The Pitcairn PA-4 Fleetwing II, also called the Pitcairn Fleetwing DeLuxe, and the Pitcairn PA-4 Fleetwing is a commercial mail hauling and passenger biplane.

==Design and development==
Ten PA-4s were built before it was re-engined with the Wright J-5 Whirlwind as the Pitcairn PA-5 to fly on the CAM-19 mail routes.

The Fleetwing II is a conventional landing gear equipped biplane with strut-braced tail surfaces. The fuselage is welded steel-tube construction with aircraft fabric covering. The cowling is formed from two pieces. The wire wheels were streamlined with laced-on discs.

==Operational history==
Six Fleetwings were sold directly to Pitcairn Aviation. In 1928, the Fleetwing II The City of Reading participated in the Transcontinental Air Race. It was sold to Reading Airways after the race and later used in stunt flying around Cumberland, Maryland with the signature "Flying through a train tunnel" illusion.

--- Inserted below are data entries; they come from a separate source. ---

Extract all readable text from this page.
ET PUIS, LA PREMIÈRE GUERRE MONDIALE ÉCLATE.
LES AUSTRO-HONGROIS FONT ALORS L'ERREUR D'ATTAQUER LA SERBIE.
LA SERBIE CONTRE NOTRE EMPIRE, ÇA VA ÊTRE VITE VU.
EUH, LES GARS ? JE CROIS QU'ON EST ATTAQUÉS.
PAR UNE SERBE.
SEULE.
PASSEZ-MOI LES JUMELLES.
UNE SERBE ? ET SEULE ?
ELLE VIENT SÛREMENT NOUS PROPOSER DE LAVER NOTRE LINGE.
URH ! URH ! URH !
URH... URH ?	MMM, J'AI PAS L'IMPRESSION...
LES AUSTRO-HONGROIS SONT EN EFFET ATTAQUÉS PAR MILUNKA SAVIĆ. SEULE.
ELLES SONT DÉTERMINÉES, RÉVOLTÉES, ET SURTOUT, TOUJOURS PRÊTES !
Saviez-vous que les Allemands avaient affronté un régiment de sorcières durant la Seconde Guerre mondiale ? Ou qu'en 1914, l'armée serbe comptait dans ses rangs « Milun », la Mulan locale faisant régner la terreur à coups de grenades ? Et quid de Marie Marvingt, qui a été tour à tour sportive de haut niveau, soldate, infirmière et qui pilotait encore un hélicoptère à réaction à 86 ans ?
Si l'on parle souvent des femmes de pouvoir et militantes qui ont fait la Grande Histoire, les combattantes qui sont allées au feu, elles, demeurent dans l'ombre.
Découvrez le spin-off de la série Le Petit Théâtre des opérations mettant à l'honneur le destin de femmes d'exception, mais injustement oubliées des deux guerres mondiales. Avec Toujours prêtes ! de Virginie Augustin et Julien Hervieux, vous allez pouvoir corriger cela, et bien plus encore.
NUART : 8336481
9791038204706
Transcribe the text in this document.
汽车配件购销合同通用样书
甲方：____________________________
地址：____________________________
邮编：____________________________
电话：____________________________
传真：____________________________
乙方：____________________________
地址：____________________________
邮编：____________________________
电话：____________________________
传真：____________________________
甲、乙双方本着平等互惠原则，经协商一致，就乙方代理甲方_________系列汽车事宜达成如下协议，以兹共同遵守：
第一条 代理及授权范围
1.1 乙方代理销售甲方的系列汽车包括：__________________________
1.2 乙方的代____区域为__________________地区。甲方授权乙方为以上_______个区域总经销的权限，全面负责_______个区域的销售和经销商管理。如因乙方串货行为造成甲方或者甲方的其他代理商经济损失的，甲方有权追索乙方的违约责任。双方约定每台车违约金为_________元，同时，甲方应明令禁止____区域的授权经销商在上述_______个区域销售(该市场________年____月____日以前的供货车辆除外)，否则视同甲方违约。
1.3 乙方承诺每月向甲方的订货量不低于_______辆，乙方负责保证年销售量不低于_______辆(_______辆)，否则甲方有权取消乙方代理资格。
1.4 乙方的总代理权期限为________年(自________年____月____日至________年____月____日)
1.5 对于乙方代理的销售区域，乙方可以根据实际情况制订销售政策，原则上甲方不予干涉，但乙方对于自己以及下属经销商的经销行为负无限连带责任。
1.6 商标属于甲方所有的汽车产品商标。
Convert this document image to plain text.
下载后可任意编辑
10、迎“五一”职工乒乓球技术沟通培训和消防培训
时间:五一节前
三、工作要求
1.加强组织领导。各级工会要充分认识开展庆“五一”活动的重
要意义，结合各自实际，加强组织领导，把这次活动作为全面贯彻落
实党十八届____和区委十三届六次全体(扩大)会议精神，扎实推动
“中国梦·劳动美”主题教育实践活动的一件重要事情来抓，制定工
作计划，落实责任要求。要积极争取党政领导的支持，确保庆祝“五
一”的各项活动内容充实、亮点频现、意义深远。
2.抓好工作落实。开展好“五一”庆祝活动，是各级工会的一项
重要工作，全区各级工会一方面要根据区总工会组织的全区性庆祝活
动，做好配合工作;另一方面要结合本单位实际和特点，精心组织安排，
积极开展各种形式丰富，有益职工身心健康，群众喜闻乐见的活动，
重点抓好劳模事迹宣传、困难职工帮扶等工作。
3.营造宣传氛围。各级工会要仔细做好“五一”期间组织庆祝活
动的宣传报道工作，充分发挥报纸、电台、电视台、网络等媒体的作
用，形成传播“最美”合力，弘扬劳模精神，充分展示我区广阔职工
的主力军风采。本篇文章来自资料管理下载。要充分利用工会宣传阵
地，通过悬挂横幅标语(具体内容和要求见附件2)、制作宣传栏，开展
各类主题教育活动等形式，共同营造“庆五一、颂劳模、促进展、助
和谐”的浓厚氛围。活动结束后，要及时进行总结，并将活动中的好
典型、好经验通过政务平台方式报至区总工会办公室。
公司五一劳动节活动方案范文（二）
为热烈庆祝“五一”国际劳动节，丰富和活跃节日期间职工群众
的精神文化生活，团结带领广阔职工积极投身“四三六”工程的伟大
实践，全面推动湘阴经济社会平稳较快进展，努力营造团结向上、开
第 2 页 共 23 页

The sole remaining Fleetwing II was rebuilt over the course of seven years by Harold Armstrong from drawings supplied by Steve Pitcairn (1925–2008), son of company founder Harold Frederick Pitcairn (1897–1960). The aircraft won Grand Champion Antique at the 1991 EAA AirVenture Oshkosh airshow. Armstrong's Fleetwing was seriously damaged in an accident on September 9, 2012.